Despite having little money, many members of Vietnam’s Generation Z spend a large percentage of their budget on eating out.

According to a study by Decision Lab, Vietnamese youths born between 1994 and 2002, defined as Generation Z, spend an average of VND892,443 (US$40) a month eating away from home. The market research group polled 6,000 respondents from the age bracket in Hanoi, Da Nang and Saigon.

The results show that while 56% of those surveyed earn no money or make less than VND3 million (US$132) per month, they still prioritize eating at street food stalls and restaurants over meals at home. This behavior is increasingly commonplace. In Q3 of 2016, individuals in this age group went out an average of 91 times, while in Q3 of 2017 that figure was 133. This increase expanded the group's overall market contribution from 14% to 19%.

These youths aren’t simply eating out more, they are also making different dining choices than previous generations. Compared to other Vietnamese, they prefer canteens and convenience stores, while visiting fast casual restaurants and street food stalls less often. Vietnamese restaurants, bakeries, chicken restaurants and pizza parlors are most popular, with fast food restaurants comprising 25% of their meals.

Unlike older citizens, who prefer to sip on coffee or alcohol, Generation Z is milk tea obsessed. Per capita, they drink over 30% more milk tea than older groups and nearly 50% less coffee. This trend shows no sign of slowing, and the study noted a 117% increase in milk tea consumption by the group between 2016 and 2017.

It’s not just what and where members of Generation Z consume food that differs from previous generations, but also when they eat. Unlike other age groups who adhere to set schedules for meals, these youngsters place equal emphasis on grazing. They spend more on morning snacks than breakfast, more on afternoon snacks than lunch, and only slightly less on late night snacks than dinner.

While Generation Z is more tech-possessed and tech-savvy than any group before them, the report claims they still rely on traditional recommendations for making their food choices. Some 72% of them trust the suggestions of parents or experts while fewer than 20% follow the advice of social media posts or online reviews.

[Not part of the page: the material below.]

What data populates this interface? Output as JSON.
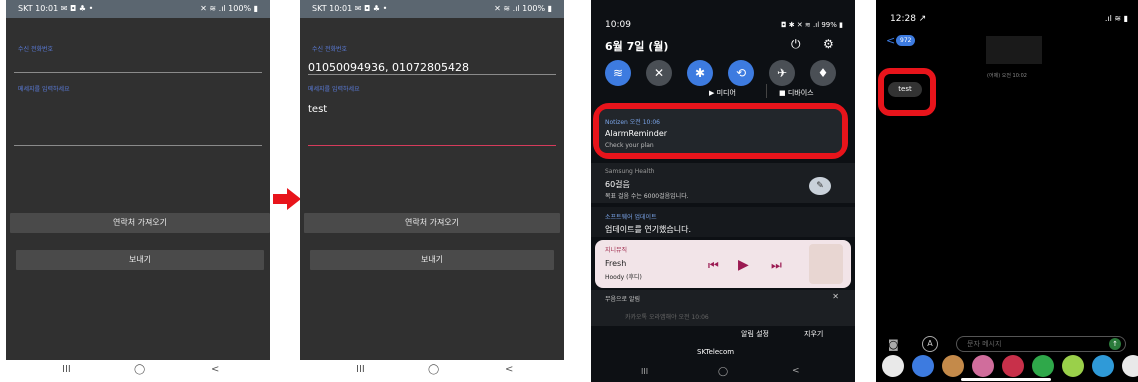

These spending trends have drawn some criticism from older people. VnExpress reports that some people aged 28-40 who have already been working for some time are quick to condemn Gen Z for their "wasteful spending". The slightly older group grew up between the 1970s and early 1990s when economic conditions were more difficult and therefore frugality was seen as a necessary and even commendable trait.

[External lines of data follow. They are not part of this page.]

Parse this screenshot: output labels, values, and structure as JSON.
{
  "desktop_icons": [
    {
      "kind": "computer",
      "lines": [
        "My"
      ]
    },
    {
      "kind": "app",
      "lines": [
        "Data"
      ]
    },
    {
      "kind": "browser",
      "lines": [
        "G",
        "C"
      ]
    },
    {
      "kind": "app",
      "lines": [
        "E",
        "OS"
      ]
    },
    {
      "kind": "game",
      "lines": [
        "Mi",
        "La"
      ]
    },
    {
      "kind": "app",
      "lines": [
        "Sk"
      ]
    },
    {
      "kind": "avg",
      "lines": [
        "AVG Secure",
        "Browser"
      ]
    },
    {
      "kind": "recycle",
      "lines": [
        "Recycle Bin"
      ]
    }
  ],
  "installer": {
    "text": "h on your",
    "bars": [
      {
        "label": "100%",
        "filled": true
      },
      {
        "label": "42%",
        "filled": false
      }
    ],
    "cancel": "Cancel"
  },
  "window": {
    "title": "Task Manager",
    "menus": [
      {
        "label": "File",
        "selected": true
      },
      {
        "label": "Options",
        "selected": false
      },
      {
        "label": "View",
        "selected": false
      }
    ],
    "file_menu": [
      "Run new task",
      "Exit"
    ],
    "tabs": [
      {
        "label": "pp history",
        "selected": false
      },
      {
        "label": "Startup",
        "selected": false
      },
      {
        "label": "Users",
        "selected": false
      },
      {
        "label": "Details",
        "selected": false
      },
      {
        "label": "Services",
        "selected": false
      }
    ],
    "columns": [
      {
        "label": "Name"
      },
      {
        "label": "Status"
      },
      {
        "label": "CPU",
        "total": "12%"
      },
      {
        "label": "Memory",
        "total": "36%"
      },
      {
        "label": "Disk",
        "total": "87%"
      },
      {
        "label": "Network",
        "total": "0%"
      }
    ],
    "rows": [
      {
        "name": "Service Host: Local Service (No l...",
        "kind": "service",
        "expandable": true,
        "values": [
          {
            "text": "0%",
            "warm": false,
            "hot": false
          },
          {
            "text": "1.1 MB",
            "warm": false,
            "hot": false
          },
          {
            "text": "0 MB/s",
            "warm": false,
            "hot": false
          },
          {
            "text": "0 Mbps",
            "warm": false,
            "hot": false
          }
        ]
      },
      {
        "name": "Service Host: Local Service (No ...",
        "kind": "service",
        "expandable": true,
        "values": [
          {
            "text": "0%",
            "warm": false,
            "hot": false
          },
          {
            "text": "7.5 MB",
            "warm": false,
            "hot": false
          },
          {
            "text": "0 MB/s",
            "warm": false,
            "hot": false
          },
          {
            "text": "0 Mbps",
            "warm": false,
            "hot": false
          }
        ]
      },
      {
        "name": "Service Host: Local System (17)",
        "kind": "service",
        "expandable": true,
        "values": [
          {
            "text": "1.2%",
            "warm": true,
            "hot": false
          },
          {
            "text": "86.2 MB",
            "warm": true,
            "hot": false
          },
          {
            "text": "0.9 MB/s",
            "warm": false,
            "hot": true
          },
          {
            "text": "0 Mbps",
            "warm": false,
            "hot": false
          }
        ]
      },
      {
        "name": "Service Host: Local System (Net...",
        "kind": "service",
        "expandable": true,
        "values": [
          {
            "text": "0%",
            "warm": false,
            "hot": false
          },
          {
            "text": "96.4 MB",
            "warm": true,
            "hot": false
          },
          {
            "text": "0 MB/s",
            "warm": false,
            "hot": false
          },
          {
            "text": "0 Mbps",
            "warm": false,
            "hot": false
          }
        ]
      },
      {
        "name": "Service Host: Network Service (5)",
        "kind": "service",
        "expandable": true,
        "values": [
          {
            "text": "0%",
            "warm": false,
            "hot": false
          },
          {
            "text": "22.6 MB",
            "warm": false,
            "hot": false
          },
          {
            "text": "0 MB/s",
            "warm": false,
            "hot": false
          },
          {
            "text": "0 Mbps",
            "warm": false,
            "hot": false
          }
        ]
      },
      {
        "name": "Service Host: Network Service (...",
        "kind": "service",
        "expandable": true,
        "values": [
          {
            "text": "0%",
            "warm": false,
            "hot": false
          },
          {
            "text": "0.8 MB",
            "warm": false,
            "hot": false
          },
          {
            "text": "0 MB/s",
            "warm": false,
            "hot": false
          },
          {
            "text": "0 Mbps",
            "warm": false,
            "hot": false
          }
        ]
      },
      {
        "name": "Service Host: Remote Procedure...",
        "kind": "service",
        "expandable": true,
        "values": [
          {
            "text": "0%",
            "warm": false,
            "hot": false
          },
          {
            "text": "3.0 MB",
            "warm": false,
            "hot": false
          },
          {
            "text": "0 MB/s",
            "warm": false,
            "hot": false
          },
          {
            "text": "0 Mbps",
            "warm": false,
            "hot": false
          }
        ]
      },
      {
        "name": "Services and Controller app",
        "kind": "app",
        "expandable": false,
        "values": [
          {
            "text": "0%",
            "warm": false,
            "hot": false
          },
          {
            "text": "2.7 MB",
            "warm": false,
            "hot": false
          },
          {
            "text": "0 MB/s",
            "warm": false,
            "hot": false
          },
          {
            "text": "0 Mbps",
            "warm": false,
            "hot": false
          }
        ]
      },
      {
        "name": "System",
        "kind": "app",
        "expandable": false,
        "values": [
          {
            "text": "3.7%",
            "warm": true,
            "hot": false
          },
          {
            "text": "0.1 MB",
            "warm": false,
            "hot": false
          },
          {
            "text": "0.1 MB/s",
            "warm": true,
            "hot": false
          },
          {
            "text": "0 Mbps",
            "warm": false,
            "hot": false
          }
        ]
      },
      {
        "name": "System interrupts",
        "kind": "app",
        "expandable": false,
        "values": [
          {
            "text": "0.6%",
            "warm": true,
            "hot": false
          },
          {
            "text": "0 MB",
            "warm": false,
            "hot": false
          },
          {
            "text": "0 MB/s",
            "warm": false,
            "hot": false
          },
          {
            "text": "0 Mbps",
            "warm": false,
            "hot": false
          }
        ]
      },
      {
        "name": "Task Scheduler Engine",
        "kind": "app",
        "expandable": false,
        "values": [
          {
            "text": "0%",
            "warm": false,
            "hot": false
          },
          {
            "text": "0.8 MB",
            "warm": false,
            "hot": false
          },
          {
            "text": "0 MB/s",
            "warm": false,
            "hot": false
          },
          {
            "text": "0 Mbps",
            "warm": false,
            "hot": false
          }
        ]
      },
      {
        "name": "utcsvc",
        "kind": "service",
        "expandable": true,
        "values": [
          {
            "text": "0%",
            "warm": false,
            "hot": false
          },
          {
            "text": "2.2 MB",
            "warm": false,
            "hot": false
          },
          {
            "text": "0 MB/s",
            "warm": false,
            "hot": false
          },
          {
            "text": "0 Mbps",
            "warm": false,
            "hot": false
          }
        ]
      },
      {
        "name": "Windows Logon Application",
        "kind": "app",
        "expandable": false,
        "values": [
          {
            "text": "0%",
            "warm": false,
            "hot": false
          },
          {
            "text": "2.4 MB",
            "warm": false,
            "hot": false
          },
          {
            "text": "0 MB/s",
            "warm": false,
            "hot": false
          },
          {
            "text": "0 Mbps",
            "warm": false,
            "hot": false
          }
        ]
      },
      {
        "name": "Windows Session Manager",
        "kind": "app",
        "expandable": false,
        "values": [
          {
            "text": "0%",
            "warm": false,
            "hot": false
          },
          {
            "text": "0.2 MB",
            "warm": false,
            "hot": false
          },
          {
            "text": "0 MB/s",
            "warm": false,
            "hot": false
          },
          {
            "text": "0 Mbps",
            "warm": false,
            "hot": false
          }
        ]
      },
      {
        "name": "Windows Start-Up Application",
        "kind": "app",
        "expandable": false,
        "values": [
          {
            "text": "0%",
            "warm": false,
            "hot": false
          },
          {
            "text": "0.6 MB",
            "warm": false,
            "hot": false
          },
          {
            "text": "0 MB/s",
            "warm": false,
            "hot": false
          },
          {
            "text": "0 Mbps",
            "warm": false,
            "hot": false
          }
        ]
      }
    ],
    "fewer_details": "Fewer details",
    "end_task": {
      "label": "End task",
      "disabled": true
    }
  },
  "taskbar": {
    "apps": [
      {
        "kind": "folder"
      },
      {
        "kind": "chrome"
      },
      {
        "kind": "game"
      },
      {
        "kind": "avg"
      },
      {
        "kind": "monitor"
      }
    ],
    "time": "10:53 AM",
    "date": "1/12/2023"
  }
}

Phan Tuong Yen, a psychology lecturer at Hoa Sen University in Saigon, told the newspaper: “What we see here is an interesting generational gap, but not the gap between parents/grandparents and their children. It’s much closer than that and it’s clearly a conflict of personal values." He added that Generation Z “feel[s] they are part of this booming wealth, more so than in the earlier days of austerity” and therefore have different concepts of freedom and spending.